While the block may have gone unnoticed if Lee hadn’t been injured, the outcome necessarily puts the incident on the radar screen of the NFL and the NFLPA union.
The league hasn’t said that the Cowboys specifically will be investigated. Instead, the NFL’s position is that every team can and will be investigated, at any time.
“Our office routinely checks off-season workout programs to ensure compliance with the rules by all clubs,” NFL spokesman Greg Aiello said in a statement initially provided to the Associated Press and forwarded to PFT.
The NFLPA has not yet addressed the situation. Per a source familiar with the union’s standard procedures, they take action in response to complaints from players and/or inquiries from the media. If the NFLPA has concerns, the issue will be raised with the league. Obviously egregious infractions are simple; the situation is addressed and discipline if any is imposed. A resolution becomes more challenging where a dispute emerges between the league and the union regarding whether and to what extent the rules were violated.
While contact of some sort remains inevitable in offseason workouts, a specific instance that appears to exceed the bright-line “no live contact” rules of the labor deal invites either an inquiry from the league or a complaint to the league from the NFLPA.

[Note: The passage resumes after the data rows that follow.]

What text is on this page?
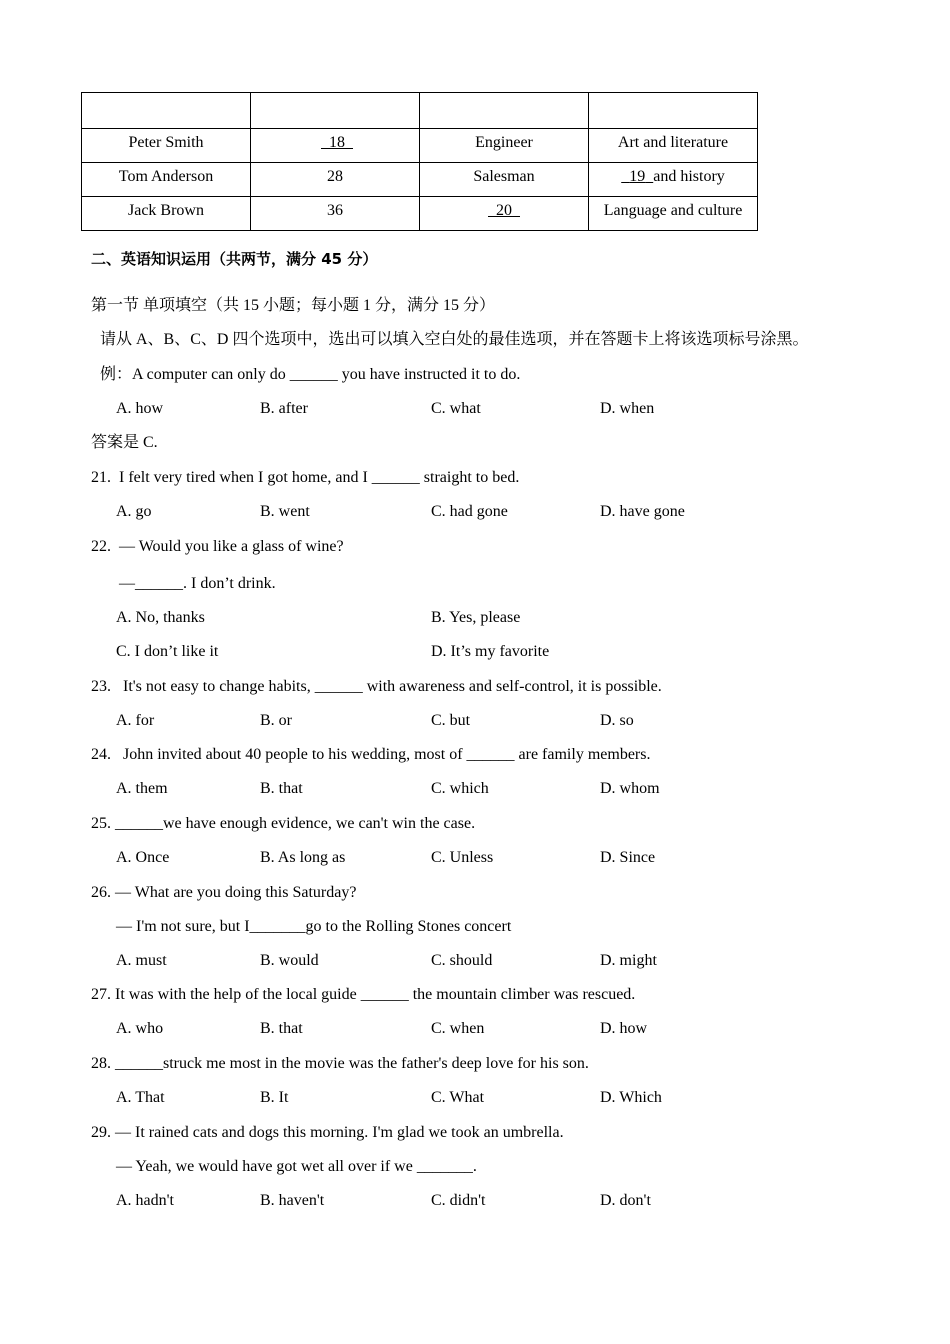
Peter Smith	18	Engineer	Art and literature
Tom Anderson	28	Salesman	19 and history
Jack Brown	36	20	Language and culture
二、英语知识运用（共两节，满分 45 分）
第一节 单项填空（共 15 小题；每小题 1 分，满分 15 分）
请从 A、B、C、D 四个选项中，选出可以填入空白处的最佳选项，并在答题卡上将该选项标号涂黑。
例：A computer can only do ______ you have instructed it to do.
A. how	B. after	C. what	D. when
答案是 C.
21. I felt very tired when I got home, and I ______ straight to bed.
A. go	B. went	C. had gone	D. have gone
22. — Would you like a glass of wine?
—______. I don’t drink.
A. No, thanks	B. Yes, please
C. I don’t like it	D. It’s my favorite
23. It's not easy to change habits, ______ with awareness and self-control, it is possible.
A. for	B. or	C. but	D. so
24. John invited about 40 people to his wedding, most of ______ are family members.
A. them	B. that	C. which	D. whom
25. ______we have enough evidence, we can't win the case.
A. Once	B. As long as	C. Unless	D. Since
26. — What are you doing this Saturday?
— I'm not sure, but I_______go to the Rolling Stones concert
A. must	B. would	C. should	D. might
27. It was with the help of the local guide ______ the mountain climber was rescued.
A. who	B. that	C. when	D. how
28. ______struck me most in the movie was the father's deep love for his son.
A. That	B. It	C. What	D. Which
29. — It rained cats and dogs this morning. I'm glad we took an umbrella.
— Yeah, we would have got wet all over if we _______.
A. hadn't	B. haven't	C. didn't	D. don't
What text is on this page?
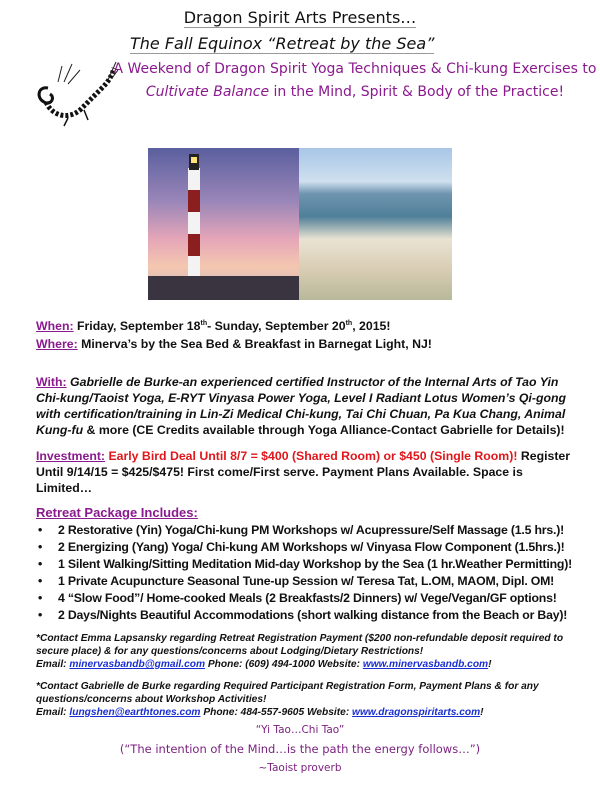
Dragon Spirit Arts Presents…
The Fall Equinox “Retreat by the Sea”
A Weekend of Dragon Spirit Yoga Techniques & Chi-kung Exercises to Cultivate Balance in the Mind, Spirit & Body of the Practice!
When: Friday, September 18th- Sunday, September 20th, 2015!
Where: Minerva’s by the Sea Bed & Breakfast in Barnegat Light, NJ!
With: Gabrielle de Burke-an experienced certified Instructor of the Internal Arts of Tao Yin Chi-kung/Taoist Yoga, E-RYT Vinyasa Power Yoga, Level I Radiant Lotus Women’s Qi-gong with certification/training in Lin-Zi Medical Chi-kung, Tai Chi Chuan, Pa Kua Chang, Animal Kung-fu & more (CE Credits available through Yoga Alliance-Contact Gabrielle for Details)!
Investment: Early Bird Deal Until 8/7 = $400 (Shared Room) or $450 (Single Room)! Register Until 9/14/15 = $425/$475! First come/First serve. Payment Plans Available. Space is Limited…
Retreat Package Includes:
• 2 Restorative (Yin) Yoga/Chi-kung PM Workshops w/ Acupressure/Self Massage (1.5 hrs.)!
• 2 Energizing (Yang) Yoga/ Chi-kung AM Workshops w/ Vinyasa Flow Component (1.5hrs.)!
• 1 Silent Walking/Sitting Meditation Mid-day Workshop by the Sea (1 hr.Weather Permitting)!
• 1 Private Acupuncture Seasonal Tune-up Session w/ Teresa Tat, L.OM, MAOM, Dipl. OM!
• 4 “Slow Food”/ Home-cooked Meals (2 Breakfasts/2 Dinners) w/ Vege/Vegan/GF options!
• 2 Days/Nights Beautiful Accommodations (short walking distance from the Beach or Bay)!
*Contact Emma Lapsansky regarding Retreat Registration Payment ($200 non-refundable deposit required to secure place) & for any questions/concerns about Lodging/Dietary Restrictions!
Email: minervasbandb@gmail.com Phone: (609) 494-1000 Website: www.minervasbandb.com!
*Contact Gabrielle de Burke regarding Required Participant Registration Form, Payment Plans & for any questions/concerns about Workshop Activities!
Email: lungshen@earthtones.com Phone: 484-557-9605 Website: www.dragonspiritarts.com!
“Yi Tao…Chi Tao”
(“The intention of the Mind…is the path the energy follows…”)
~Taoist proverb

In this case, it won’t be a surprise if the union initiates an inquiry. Merely doing so will put all teams on notice that, even if it’s impossible to keep guys who are trying to win jobs, keep jobs, rise up the depth chart, and/or hold their current rung on the ladder from treating football practice like, you know, football practice, a conscientious effort must be made to keep live contact out of offseason workouts.